Летом переехали все на дачу. Сначала взяла отпуск Мария Васильевна, потом Данилкина мама, потом Данилкин папа. Все лето около Дмитрия Ивановича кто-нибудь был, заботился о нем. Часто приезжал из Москвы его доктор, и каждый раз он говорил, что Дмитрию Ивановичу лучше И вдруг ночью у него стало плохо с сердцем. Это когда Алеша с Данилкиной мамой прибегали за нашей бабой Натой...
— Очень я тогда испугалась,— сказала баба Ната.— На следующий день приехала я из Москвы на дачу и прямо с вокзала пошла к Дмитрию Ивановичу. Смотрю, а возле его дачи стоит Алеша...
Баба Ната сразу поняла, что Алеше тоже хочется узнать отом, как себя чувствует Дмитрий Иванович, но он стеснялся идти к нему, потому что видел его всего один раз, той ночью. Алеша сказал бабе Нате, что подождет ее здесь, а она сказала, что они пойдут вместе. И они пошли вместе.
Дмитрий Иванович уже лежал на открытой веранде, где было сколько угодно свежего воздуха. Баба Ната, конечно, сразу спросила его, как он себя чувствует, и он ответил:
— Прекрасно, уже давно я не чувствовал себя так хорошо!
Потом баба Ната рассказала про то, о чем я уже знала, потому что слышала их разговор с Дмитрием Ивановичем...
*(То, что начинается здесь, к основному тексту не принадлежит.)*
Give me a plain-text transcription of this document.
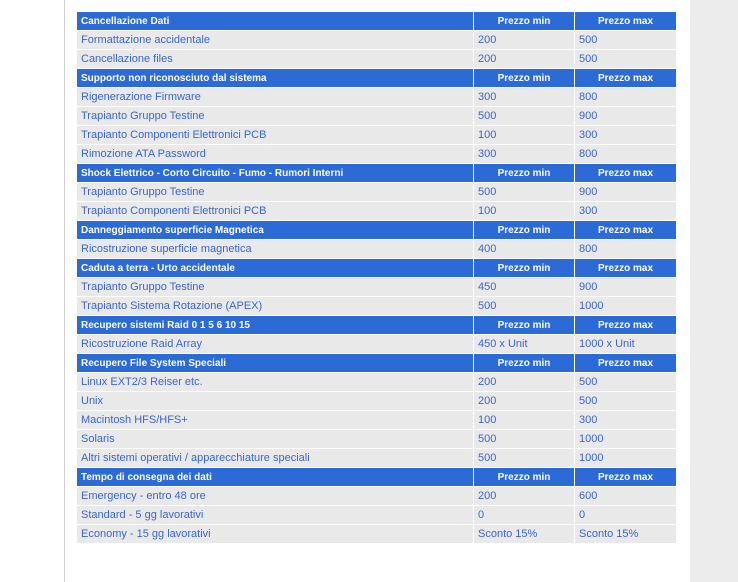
Cancellazione Dati	Prezzo min	Prezzo max
Formattazione accidentale	200	500
Cancellazione files	200	500
Supporto non riconosciuto dal sistema	Prezzo min	Prezzo max
Rigenerazione Firmware	300	800
Trapianto Gruppo Testine	500	900
Trapianto Componenti Elettronici PCB	100	300
Rimozione ATA Password	300	800
Shock Elettrico - Corto Circuito - Fumo - Rumori Interni	Prezzo min	Prezzo max
Trapianto Gruppo Testine	500	900
Trapianto Componenti Elettronici PCB	100	300
Danneggiamento superficie Magnetica	Prezzo min	Prezzo max
Ricostruzione superficie magnetica	400	800
Caduta a terra - Urto accidentale	Prezzo min	Prezzo max
Trapianto Gruppo Testine	450	900
Trapianto Sistema Rotazione (APEX)	500	1000
Recupero sistemi Raid 0 1 5 6 10 15	Prezzo min	Prezzo max
Ricostruzione Raid Array	450 x Unit	1000 x Unit
Recupero File System Speciali	Prezzo min	Prezzo max
Linux EXT2/3 Reiser etc.	200	500
Unix	200	500
Macintosh HFS/HFS+	100	300
Solaris	500	1000
Altri sistemi operativi / apparecchiature speciali	500	1000
Tempo di consegna dei dati	Prezzo min	Prezzo max
Emergency - entro 48 ore	200	600
Standard - 5 gg lavorativi	0	0
Economy - 15 gg lavorativi	Sconto 15%	Sconto 15%
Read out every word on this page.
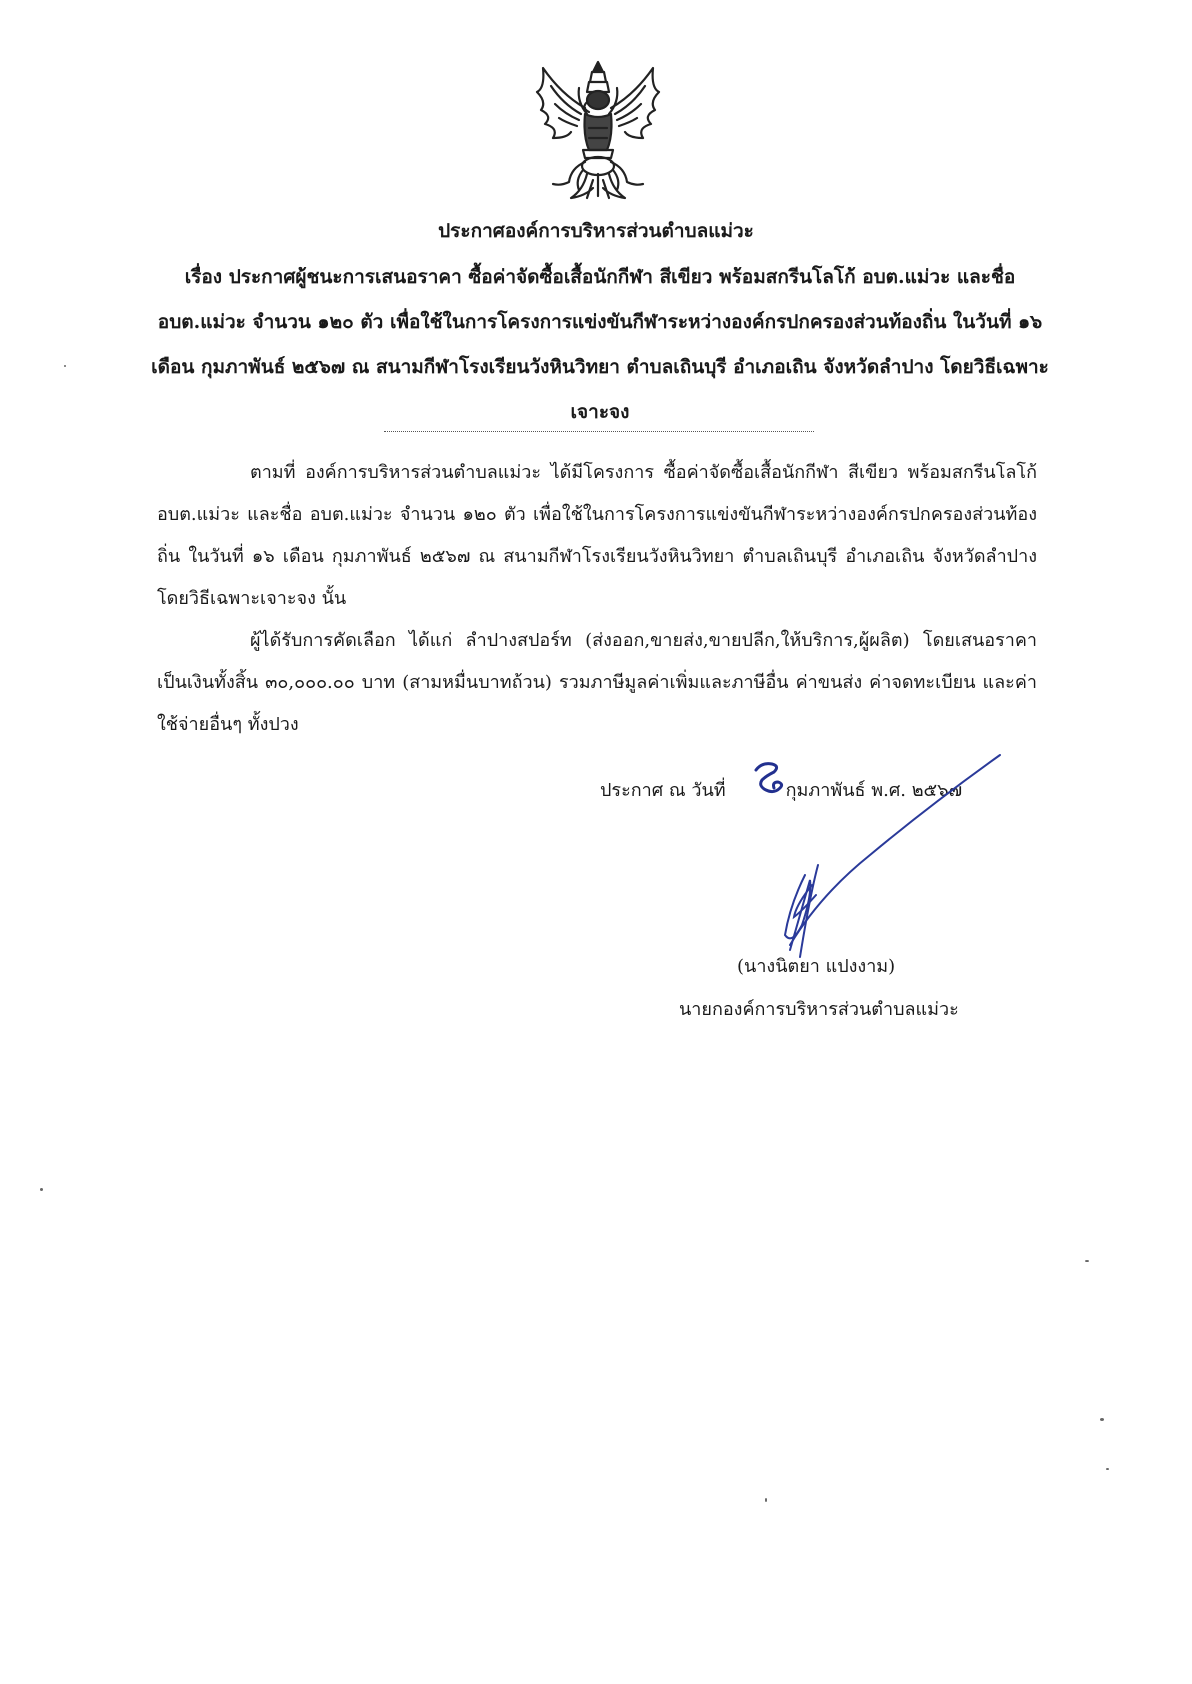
ประกาศองค์การบริหารส่วนตำบลแม่วะ
เรื่อง ประกาศผู้ชนะการเสนอราคา ซื้อค่าจัดซื้อเสื้อนักกีฬา สีเขียว พร้อมสกรีนโลโก้ อบต.แม่วะ และชื่อ อบต.แม่วะ จำนวน ๑๒๐ ตัว เพื่อใช้ในการโครงการแข่งขันกีฬาระหว่างองค์กรปกครองส่วนท้องถิ่น ในวันที่ ๑๖ เดือน กุมภาพันธ์ ๒๕๖๗ ณ สนามกีฬาโรงเรียนวังหินวิทยา ตำบลเถินบุรี อำเภอเถิน จังหวัดลำปาง โดยวิธีเฉพาะเจาะจง

ตามที่ องค์การบริหารส่วนตำบลแม่วะ ได้มีโครงการ ซื้อค่าจัดซื้อเสื้อนักกีฬา สีเขียว พร้อมสกรีนโลโก้ อบต.แม่วะ และชื่อ อบต.แม่วะ จำนวน ๑๒๐ ตัว เพื่อใช้ในการโครงการแข่งขันกีฬาระหว่างองค์กรปกครองส่วนท้องถิ่น ในวันที่ ๑๖ เดือน กุมภาพันธ์ ๒๕๖๗ ณ สนามกีฬาโรงเรียนวังหินวิทยา ตำบลเถินบุรี อำเภอเถิน จังหวัดลำปาง โดยวิธีเฉพาะเจาะจง นั้น

ผู้ได้รับการคัดเลือก ได้แก่ ลำปางสปอร์ท (ส่งออก,ขายส่ง,ขายปลีก,ให้บริการ,ผู้ผลิต) โดยเสนอราคา เป็นเงินทั้งสิ้น ๓๐,๐๐๐.๐๐ บาท (สามหมื่นบาทถ้วน) รวมภาษีมูลค่าเพิ่มและภาษีอื่น ค่าขนส่ง ค่าจดทะเบียน และค่าใช้จ่ายอื่นๆ ทั้งปวง

ประกาศ ณ วันที่	กุมภาพันธ์ พ.ศ. ๒๕๖๗
(นางนิตยา แปงงาม)
นายกองค์การบริหารส่วนตำบลแม่วะ
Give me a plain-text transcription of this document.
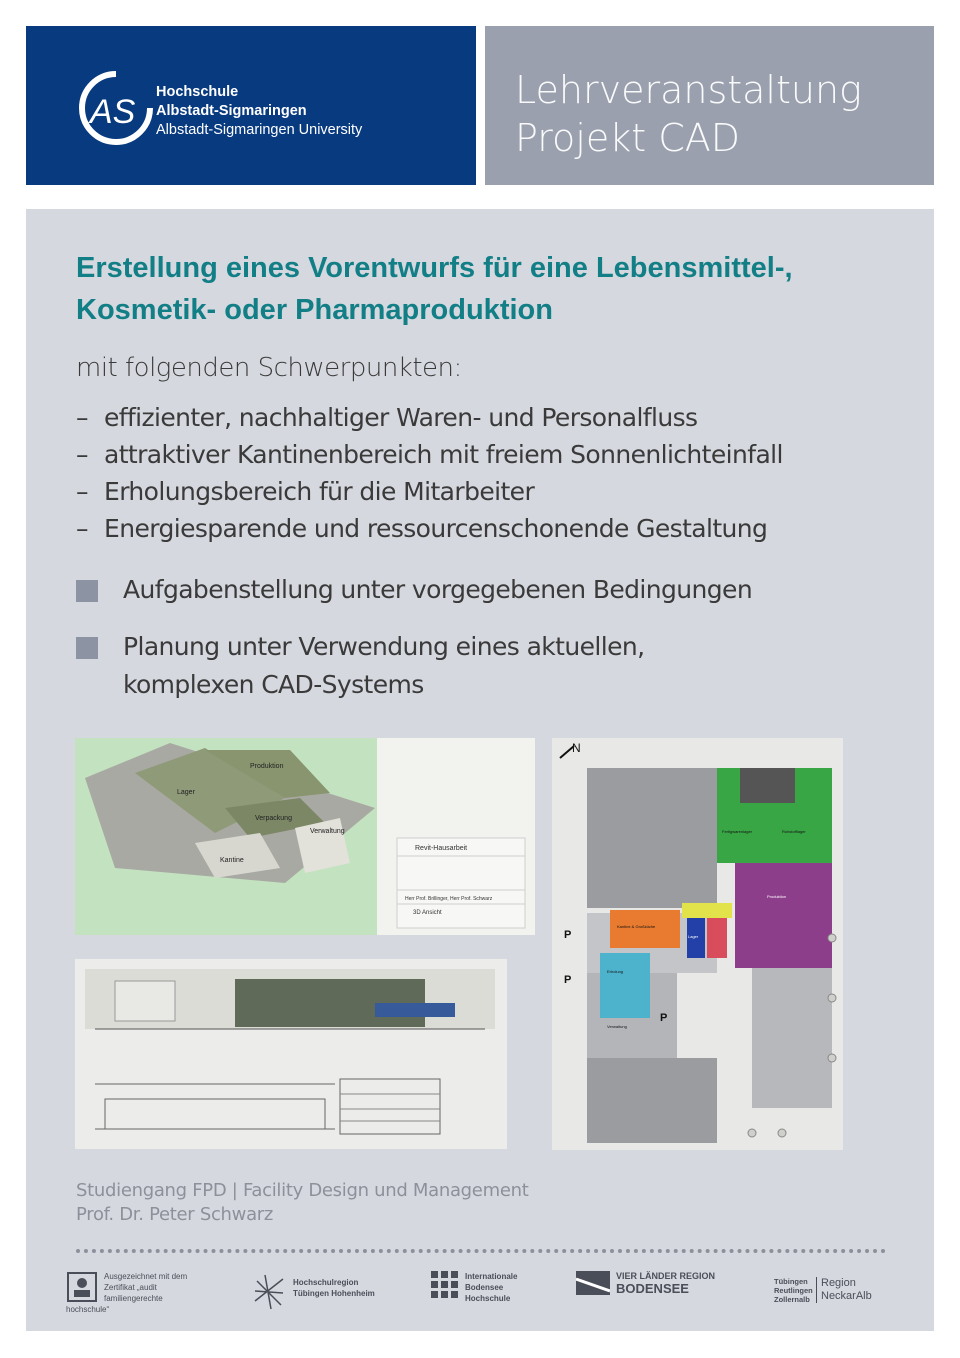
AS
Hochschule
Albstadt-Sigmaringen
Albstadt-Sigmaringen University
Lehrveranstaltung
Projekt CAD
Erstellung eines Vorentwurfs für eine Lebensmittel-,
Kosmetik- oder Pharmaproduktion
mit folgenden Schwerpunkten:
– effizienter, nachhaltiger Waren- und Personalfluss
– attraktiver Kantinenbereich mit freiem Sonnenlichteinfall
– Erholungsbereich für die Mitarbeiter
– Energiesparende und ressourcenschonende Gestaltung
Aufgabenstellung unter vorgegebenen Bedingungen
Planung unter Verwendung eines aktuellen,
komplexen CAD-Systems
Produktion
Lager
Verpackung
Verwaltung
Kantine
Revit-Hausarbeit
Herr Prof. Brillinger, Herr Prof. Schwarz
3D Ansicht
N
P
P
P
Kantine & Großküche
Erholung
Verwaltung
Lager
Produktion
Fertigwarenlager	Rohstofflager
Studiengang FPD | Facility Design und Management
Prof. Dr. Peter Schwarz
Ausgezeichnet mit dem Zertifikat „audit familiengerechte hochschule“
Hochschulregion Tübingen Hohenheim
Internationale Bodensee Hochschule
VIER LÄNDER REGION
BODENSEE	Tübingen Reutlingen Zollernalb
Region NeckarAlb
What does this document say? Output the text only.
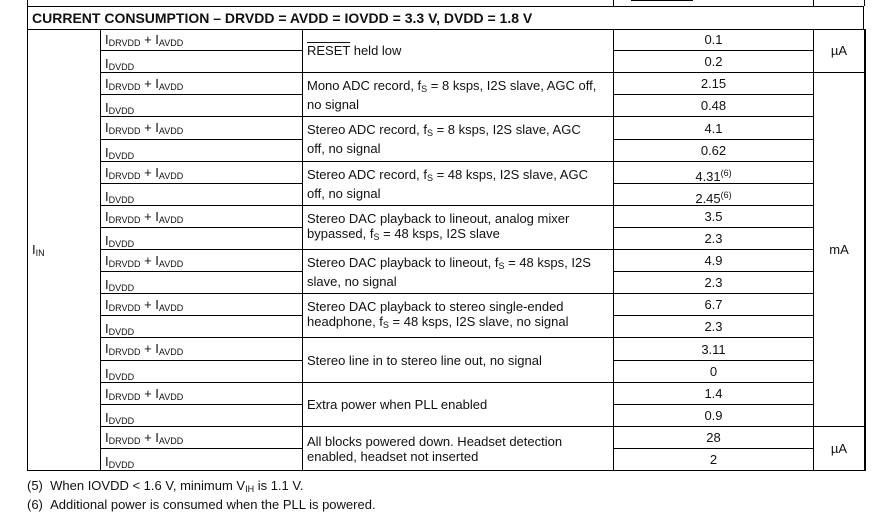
CURRENT CONSUMPTION – DRVDD = AVDD = IOVDD = 3.3 V, DVDD = 1.8 V
$I_{IN}$
$I_{DRVDD} + I_{AVDD}$
$I_{DVDD}$
RESET held low
0.1
0.2
$I_{DRVDD} + I_{AVDD}$
$I_{DVDD}$
Mono ADC record, $f_S = 8$ ksps, I2S slave, AGC off, no signal
2.15
0.48
$I_{DRVDD} + I_{AVDD}$
$I_{DVDD}$
Stereo ADC record, $f_S = 8$ ksps, I2S slave, AGC off, no signal
4.1
0.62
$I_{DRVDD} + I_{AVDD}$
$I_{DVDD}$
Stereo ADC record, $f_S = 48$ ksps, I2S slave, AGC off, no signal
4.31$^{(6)}$
2.45$^{(6)}$
$I_{DRVDD} + I_{AVDD}$
$I_{DVDD}$
Stereo DAC playback to lineout, analog mixer bypassed, $f_S = 48$ ksps, I2S slave
3.5
2.3
$I_{DRVDD} + I_{AVDD}$
$I_{DVDD}$
Stereo DAC playback to lineout, $f_S = 48$ ksps, I2S slave, no signal
4.9
2.3
$I_{DRVDD} + I_{AVDD}$
$I_{DVDD}$
Stereo DAC playback to stereo single-ended headphone, $f_S = 48$ ksps, I2S slave, no signal
6.7
2.3
$I_{DRVDD} + I_{AVDD}$
$I_{DVDD}$
Stereo line in to stereo line out, no signal
3.11
0
$I_{DRVDD} + I_{AVDD}$
$I_{DVDD}$
Extra power when PLL enabled
1.4
0.9
$I_{DRVDD} + I_{AVDD}$
$I_{DVDD}$
All blocks powered down. Headset detection enabled, headset not inserted
28
2
µA
mA
µA
(5) When IOVDD < 1.6 V, minimum $V_{IH}$ is 1.1 V.
(6) Additional power is consumed when the PLL is powered.
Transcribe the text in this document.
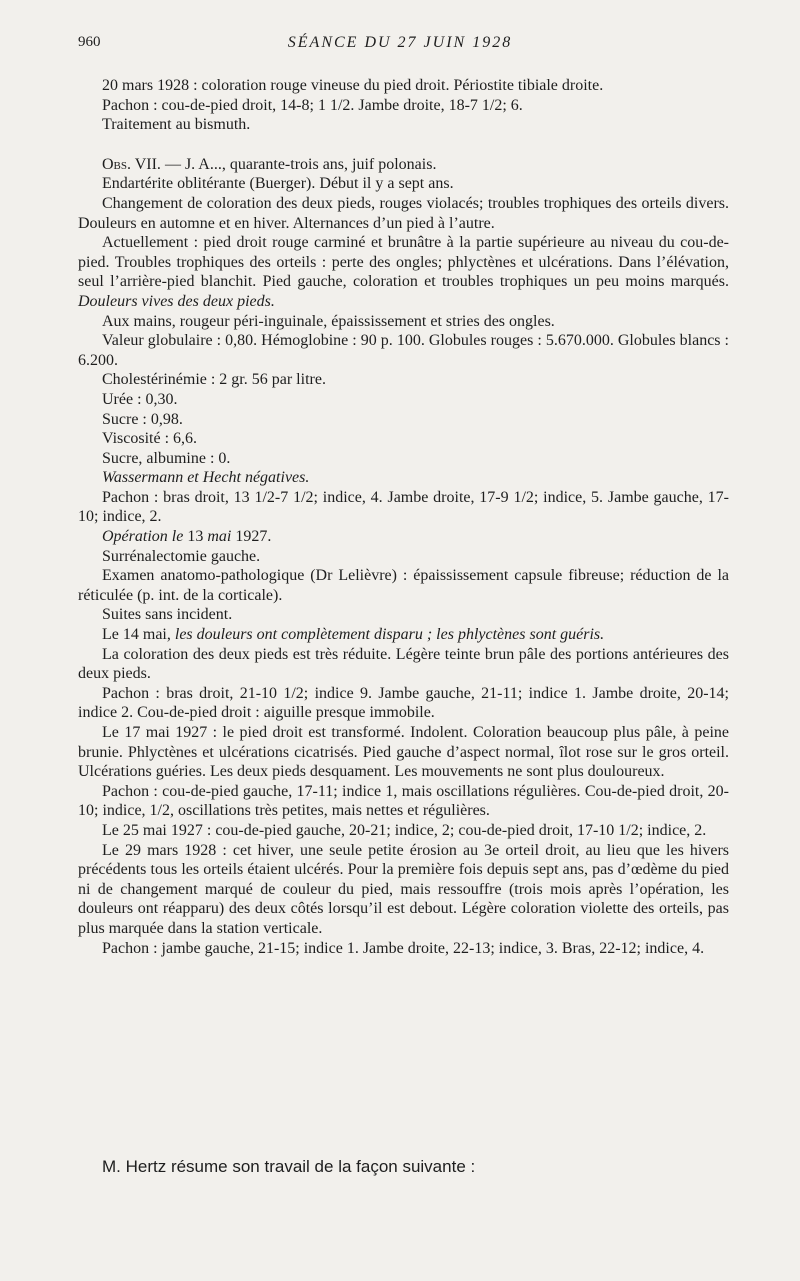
960	SÉANCE DU 27 JUIN 1928

20 mars 1928 : coloration rouge vineuse du pied droit. Périostite tibiale droite.

Pachon : cou-de-pied droit, 14-8; 1 1/2. Jambe droite, 18-7 1/2; 6.

Traitement au bismuth.

Obs. VII. — J. A..., quarante-trois ans, juif polonais.

Endartérite oblitérante (Buerger). Début il y a sept ans.

Changement de coloration des deux pieds, rouges violacés; troubles trophiques des orteils divers. Douleurs en automne et en hiver. Alternances d’un pied à l’autre.

Actuellement : pied droit rouge carminé et brunâtre à la partie supérieure au niveau du cou-de-pied. Troubles trophiques des orteils : perte des ongles; phlyctènes et ulcérations. Dans l’élévation, seul l’arrière-pied blanchit. Pied gauche, coloration et troubles trophiques un peu moins marqués. Douleurs vives des deux pieds.

Aux mains, rougeur péri-inguinale, épaississement et stries des ongles.

Valeur globulaire : 0,80. Hémoglobine : 90 p. 100. Globules rouges : 5.670.000. Globules blancs : 6.200.

Cholestérinémie : 2 gr. 56 par litre.

Urée : 0,30.

Sucre : 0,98.

Viscosité : 6,6.

Sucre, albumine : 0.

Wassermann et Hecht négatives.

Pachon : bras droit, 13 1/2-7 1/2; indice, 4. Jambe droite, 17-9 1/2; indice, 5. Jambe gauche, 17-10; indice, 2.

Opération le 13 mai 1927.

Surrénalectomie gauche.

Examen anatomo-pathologique (Dr Lelièvre) : épaississement capsule fibreuse; réduction de la réticulée (p. int. de la corticale).

Suites sans incident.

Le 14 mai, les douleurs ont complètement disparu ; les phlyctènes sont guéris.

La coloration des deux pieds est très réduite. Légère teinte brun pâle des portions antérieures des deux pieds.

Pachon : bras droit, 21-10 1/2; indice 9. Jambe gauche, 21-11; indice 1. Jambe droite, 20-14; indice 2. Cou-de-pied droit : aiguille presque immobile.

Le 17 mai 1927 : le pied droit est transformé. Indolent. Coloration beaucoup plus pâle, à peine brunie. Phlyctènes et ulcérations cicatrisés. Pied gauche d’aspect normal, îlot rose sur le gros orteil. Ulcérations guéries. Les deux pieds desquament. Les mouvements ne sont plus douloureux.

Pachon : cou-de-pied gauche, 17-11; indice 1, mais oscillations régulières. Cou-de-pied droit, 20-10; indice, 1/2, oscillations très petites, mais nettes et régulières.

Le 25 mai 1927 : cou-de-pied gauche, 20-21; indice, 2; cou-de-pied droit, 17-10 1/2; indice, 2.

Le 29 mars 1928 : cet hiver, une seule petite érosion au 3e orteil droit, au lieu que les hivers précédents tous les orteils étaient ulcérés. Pour la première fois depuis sept ans, pas d’œdème du pied ni de changement marqué de couleur du pied, mais ressouffre (trois mois après l’opération, les douleurs ont réapparu) des deux côtés lorsqu’il est debout. Légère coloration violette des orteils, pas plus marquée dans la station verticale.

Pachon : jambe gauche, 21-15; indice 1. Jambe droite, 22-13; indice, 3. Bras, 22-12; indice, 4.

M. Hertz résume son travail de la façon suivante :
Сначала Алеша редко приходил к Дмитрию Ивановичу, он боялся его утомить, а Дмитрий Иванович все вспоминал о нем, все говорил жене или дочери: «Что-то наш добрый молодец давно глаз не кажет».
Но Алешу Дмитрий Иванович никогда не спрашивал о том, почему он редко заходит, даже ни разу не попросил его приходить почаще. Дмитрий Иванович жалел Алешу, он думал, что уж очень это скучное дело для мальчишки: сидеть у постели больного человека. Баба Ната сказала, что, наверно, Дмитрий Иванович забыл то время, когда сам был таким, как Алеша. Алешин отец во время войны был маленьким, про войну он только читал в книжках. И товарищи Алешиного отца не воевали. А Дмитрий Иванович почти всю войну был разведчиком. А какому мальчишке, сказала баба Ната, не хочется посмотреть на живого разведчика да послушать про его боевые дела!
— Почему это только мальчишкам,— спросила я,— а девочкам, думаешь, не хочется? Мы с Галкой уже, наверно, десять раз смотрели «Подвиг разведчика». И еще «Адъютант его превосходительства».
Тут баба Ната посмотрела на маму и покачала головой. Мама сразу стала оправдываться.
— Но что я могу сделать! Я ведь часто и по вечерам ухожу в университет. Только я за дверь — они тут же включают телевизор. Хоть говори им, хоть нет.
— А Алеша теперь прямо живет у Дмитрия Ивановича?— спросила Галка. Она же не слышала, о чем сегодня говорил бабе Нате Дмитрий Иванович, потому и спросила об этом.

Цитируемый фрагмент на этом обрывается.